In 2018, a Dutch court ordered ship-owner Seatrade to pay fines ranging between EUR 50,000 (USD 61,700) to EUR 750,000 (USD 924,000) for selling four ships to an intermediary (a so-called “cash buyer”), who would scrap the ships at beaching yards in India and other countries offering beaching facilities. Furthermore, two company executives were banned from exercising the profession as director, commissioner, advisor or employee of a shipping company for one year. The prison sentence, previously sought by the prosecution, has been waived amid the company’s lack of a previous criminal record which was accepted as a mitigating factor.

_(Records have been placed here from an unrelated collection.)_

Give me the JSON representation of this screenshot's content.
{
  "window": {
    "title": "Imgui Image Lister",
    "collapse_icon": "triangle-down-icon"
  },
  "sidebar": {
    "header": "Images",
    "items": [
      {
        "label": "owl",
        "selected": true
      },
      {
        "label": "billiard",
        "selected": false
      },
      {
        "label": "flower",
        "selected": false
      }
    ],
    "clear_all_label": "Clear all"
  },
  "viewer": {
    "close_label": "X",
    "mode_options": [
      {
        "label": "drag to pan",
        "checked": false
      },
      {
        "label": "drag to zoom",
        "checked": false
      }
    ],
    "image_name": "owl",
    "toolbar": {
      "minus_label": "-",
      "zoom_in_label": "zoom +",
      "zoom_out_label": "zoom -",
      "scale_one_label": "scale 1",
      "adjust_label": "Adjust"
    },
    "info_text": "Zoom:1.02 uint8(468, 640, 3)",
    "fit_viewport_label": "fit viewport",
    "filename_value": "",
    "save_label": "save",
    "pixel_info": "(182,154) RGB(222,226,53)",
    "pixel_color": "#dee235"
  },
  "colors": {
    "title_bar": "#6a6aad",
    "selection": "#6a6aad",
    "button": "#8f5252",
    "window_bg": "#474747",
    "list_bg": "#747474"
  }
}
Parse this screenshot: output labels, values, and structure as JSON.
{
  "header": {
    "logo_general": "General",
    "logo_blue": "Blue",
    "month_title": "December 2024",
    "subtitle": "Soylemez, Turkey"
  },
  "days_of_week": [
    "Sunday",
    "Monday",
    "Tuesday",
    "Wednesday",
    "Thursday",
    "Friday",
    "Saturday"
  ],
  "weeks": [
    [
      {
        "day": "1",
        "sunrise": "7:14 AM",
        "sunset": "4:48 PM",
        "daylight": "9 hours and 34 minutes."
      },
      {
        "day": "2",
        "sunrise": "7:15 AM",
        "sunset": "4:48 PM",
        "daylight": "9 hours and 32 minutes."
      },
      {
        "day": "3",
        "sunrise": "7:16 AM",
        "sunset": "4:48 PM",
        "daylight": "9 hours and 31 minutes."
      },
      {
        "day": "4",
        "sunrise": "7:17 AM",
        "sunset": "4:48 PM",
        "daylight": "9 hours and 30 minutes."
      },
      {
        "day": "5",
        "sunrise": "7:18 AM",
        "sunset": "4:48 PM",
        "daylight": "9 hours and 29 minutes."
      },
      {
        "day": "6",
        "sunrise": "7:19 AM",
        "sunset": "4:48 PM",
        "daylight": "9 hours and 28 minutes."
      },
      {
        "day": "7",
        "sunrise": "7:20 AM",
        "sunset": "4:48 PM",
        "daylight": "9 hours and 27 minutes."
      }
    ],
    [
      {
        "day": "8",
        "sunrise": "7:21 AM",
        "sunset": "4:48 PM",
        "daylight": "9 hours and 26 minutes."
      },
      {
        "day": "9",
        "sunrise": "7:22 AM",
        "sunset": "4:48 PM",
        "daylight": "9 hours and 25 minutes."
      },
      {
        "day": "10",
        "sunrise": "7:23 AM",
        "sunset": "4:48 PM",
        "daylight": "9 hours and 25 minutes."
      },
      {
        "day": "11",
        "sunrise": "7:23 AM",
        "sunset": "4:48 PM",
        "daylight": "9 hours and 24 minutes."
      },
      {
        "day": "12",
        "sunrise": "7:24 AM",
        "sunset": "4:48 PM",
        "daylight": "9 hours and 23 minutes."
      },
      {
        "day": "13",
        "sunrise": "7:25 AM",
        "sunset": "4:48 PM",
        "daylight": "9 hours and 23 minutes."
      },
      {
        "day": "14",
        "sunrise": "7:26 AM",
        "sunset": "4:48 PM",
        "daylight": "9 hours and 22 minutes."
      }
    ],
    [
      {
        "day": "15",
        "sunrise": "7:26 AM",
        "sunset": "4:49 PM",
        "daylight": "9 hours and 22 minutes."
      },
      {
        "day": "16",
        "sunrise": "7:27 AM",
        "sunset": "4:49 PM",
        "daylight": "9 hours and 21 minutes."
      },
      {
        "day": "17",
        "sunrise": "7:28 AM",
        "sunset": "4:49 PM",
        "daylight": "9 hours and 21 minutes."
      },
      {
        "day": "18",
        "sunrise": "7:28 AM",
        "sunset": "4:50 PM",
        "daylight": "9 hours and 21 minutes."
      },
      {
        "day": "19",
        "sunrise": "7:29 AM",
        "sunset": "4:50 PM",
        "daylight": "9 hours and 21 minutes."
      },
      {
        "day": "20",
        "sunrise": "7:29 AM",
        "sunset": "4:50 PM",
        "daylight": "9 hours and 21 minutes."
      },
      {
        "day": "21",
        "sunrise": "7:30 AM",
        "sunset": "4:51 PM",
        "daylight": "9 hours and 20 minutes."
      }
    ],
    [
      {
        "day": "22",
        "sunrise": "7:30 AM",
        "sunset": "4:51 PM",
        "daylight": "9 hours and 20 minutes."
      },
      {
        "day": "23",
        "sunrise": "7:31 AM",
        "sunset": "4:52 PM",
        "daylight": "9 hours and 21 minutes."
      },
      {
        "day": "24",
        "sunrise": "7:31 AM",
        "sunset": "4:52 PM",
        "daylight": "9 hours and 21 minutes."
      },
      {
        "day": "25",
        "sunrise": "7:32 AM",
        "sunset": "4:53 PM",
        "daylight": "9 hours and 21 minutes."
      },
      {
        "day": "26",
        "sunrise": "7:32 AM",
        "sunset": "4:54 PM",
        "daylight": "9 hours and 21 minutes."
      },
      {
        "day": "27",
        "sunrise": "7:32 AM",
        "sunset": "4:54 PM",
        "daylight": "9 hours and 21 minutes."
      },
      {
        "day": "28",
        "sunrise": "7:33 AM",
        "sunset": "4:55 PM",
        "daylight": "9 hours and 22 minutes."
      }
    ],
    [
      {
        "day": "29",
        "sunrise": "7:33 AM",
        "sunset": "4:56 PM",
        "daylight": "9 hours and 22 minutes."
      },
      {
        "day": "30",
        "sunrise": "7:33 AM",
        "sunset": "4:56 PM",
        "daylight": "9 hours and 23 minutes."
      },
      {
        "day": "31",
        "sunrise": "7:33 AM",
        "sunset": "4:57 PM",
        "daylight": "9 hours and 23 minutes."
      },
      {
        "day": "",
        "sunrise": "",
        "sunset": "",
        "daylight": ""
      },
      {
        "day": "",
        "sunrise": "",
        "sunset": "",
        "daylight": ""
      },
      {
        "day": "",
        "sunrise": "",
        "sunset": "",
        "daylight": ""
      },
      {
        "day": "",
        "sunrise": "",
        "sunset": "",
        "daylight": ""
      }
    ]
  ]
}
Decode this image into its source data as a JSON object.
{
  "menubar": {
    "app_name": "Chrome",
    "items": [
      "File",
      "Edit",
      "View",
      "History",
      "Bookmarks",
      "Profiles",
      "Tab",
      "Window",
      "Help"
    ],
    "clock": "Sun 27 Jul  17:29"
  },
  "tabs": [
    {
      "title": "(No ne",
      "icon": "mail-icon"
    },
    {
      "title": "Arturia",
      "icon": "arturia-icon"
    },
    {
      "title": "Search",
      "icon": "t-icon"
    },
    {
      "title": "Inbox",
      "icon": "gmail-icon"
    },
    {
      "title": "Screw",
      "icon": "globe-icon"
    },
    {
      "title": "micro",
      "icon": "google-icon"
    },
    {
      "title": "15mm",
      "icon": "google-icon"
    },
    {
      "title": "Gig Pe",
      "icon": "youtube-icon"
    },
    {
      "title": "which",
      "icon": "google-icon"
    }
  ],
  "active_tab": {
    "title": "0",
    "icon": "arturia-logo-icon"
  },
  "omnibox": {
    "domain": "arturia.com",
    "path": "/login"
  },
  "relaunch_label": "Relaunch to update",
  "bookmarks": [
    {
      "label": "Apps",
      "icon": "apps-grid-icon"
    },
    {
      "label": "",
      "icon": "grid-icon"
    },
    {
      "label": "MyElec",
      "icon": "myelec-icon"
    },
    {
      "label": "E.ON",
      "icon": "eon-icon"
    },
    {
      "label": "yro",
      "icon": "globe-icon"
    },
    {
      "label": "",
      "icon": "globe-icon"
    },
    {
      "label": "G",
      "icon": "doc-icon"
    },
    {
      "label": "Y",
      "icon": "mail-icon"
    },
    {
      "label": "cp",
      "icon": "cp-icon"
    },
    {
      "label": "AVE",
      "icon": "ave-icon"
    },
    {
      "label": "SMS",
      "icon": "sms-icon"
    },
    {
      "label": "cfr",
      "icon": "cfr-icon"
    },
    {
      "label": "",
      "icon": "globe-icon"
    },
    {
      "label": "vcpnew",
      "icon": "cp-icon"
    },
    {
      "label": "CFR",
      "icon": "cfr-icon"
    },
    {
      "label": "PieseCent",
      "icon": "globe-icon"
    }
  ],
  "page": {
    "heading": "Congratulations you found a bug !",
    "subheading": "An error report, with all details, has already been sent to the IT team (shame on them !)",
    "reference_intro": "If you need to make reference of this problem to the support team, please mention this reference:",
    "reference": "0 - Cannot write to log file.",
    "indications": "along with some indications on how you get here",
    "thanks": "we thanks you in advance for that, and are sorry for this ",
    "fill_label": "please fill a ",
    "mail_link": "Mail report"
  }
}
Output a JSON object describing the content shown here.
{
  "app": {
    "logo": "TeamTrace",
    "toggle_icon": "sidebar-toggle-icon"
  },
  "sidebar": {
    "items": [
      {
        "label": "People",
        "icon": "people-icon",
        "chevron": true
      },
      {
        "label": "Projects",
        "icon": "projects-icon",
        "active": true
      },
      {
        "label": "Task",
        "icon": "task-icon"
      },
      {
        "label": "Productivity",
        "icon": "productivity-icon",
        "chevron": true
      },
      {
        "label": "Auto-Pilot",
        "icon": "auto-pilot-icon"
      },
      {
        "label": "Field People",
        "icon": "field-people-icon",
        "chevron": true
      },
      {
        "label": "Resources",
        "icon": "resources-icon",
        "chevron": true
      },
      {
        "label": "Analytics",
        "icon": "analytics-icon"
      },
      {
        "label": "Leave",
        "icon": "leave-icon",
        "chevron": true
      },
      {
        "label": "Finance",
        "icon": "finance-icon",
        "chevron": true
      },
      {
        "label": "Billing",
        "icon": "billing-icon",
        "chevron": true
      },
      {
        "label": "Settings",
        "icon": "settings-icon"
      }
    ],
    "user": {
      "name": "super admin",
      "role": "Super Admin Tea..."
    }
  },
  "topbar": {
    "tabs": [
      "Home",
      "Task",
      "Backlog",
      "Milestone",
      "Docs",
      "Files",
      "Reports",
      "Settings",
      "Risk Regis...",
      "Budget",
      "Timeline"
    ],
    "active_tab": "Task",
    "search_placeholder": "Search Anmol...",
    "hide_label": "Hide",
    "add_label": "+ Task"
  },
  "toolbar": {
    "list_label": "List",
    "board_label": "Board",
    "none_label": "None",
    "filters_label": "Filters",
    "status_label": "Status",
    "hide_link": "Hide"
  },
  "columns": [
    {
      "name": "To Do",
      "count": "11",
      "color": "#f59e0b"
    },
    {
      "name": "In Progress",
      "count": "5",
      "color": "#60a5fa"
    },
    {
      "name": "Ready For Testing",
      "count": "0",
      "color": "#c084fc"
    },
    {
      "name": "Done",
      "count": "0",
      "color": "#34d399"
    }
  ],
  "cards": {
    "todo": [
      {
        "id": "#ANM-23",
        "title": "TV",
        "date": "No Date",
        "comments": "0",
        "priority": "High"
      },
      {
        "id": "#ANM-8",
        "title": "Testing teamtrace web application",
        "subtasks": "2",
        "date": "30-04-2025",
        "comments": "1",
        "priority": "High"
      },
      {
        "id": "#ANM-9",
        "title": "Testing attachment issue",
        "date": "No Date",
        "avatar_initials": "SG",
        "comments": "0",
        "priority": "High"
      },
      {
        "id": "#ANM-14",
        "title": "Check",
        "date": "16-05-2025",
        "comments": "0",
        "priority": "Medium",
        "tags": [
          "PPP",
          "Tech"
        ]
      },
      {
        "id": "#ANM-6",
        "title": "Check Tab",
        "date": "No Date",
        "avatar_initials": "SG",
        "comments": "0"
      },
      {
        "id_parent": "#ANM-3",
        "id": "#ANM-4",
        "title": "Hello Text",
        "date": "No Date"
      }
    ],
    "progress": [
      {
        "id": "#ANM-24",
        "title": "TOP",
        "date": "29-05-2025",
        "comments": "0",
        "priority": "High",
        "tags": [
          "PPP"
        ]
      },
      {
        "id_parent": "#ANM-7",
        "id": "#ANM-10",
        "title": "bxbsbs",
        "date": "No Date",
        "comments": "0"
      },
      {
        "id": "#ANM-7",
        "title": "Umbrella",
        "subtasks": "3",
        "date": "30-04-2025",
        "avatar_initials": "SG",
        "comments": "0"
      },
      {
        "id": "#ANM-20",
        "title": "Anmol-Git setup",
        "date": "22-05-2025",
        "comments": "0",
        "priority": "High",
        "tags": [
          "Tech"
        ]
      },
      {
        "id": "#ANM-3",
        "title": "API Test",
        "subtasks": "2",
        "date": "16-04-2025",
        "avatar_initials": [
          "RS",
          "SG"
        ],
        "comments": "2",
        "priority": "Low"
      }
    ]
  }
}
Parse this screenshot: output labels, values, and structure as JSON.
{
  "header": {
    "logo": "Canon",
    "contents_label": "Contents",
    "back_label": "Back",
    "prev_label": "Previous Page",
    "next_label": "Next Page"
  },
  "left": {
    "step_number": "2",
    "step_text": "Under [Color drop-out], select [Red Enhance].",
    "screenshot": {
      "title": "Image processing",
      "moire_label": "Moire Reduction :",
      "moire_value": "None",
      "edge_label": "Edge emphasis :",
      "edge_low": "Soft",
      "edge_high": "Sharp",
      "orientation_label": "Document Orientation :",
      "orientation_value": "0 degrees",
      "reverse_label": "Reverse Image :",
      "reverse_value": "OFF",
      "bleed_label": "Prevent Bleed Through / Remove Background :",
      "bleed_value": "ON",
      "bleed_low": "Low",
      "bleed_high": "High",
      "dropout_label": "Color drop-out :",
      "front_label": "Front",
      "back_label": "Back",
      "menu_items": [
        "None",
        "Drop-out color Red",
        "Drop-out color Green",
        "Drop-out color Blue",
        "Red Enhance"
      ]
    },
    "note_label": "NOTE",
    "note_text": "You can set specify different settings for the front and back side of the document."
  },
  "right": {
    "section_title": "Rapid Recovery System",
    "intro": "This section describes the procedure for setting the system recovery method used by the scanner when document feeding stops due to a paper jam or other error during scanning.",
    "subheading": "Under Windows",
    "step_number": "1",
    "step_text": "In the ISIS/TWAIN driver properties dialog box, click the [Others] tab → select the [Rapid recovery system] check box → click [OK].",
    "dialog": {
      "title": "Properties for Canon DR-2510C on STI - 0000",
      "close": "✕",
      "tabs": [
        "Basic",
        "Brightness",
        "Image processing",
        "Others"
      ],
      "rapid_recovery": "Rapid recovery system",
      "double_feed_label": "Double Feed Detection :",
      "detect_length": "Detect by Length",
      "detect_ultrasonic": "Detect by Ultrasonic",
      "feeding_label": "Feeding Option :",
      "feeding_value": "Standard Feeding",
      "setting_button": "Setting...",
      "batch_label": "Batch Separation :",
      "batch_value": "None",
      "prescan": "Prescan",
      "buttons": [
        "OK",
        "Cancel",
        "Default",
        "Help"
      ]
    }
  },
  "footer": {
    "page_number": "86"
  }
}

Seatrade’s defense was, inter alia, that the decision to scrap the ships was taken while the ships were located outside the territorial waters of the EU. According to Seatrade, the WSR was not applicable to the recycling of operational ships; alternatively, that ships could not be classified as waste under the WSR. The court, however, found that both the owner of the ships and the two executives had acted in violation of the WSR. The Court examined the internal email exchanges, as well as exchanges between the accused and the shipbrokers prior to and during the last voyages of the ships. It concluded that when the ships left the ports of Rotterdam and Hamburg in 2012, the intention was already to demolish the ships, which makes the ships categorised as waste, despite the fact that they were still seaworthy, certified, insured and operational. The fact that three of the ships were still in commercial service and carried a cargo during part of the voyage to their final destination did not affect this conclusion. And since the ships were a combination of non-hazardous and hazardous waste and must, therefore, be regarded as hazardous waste.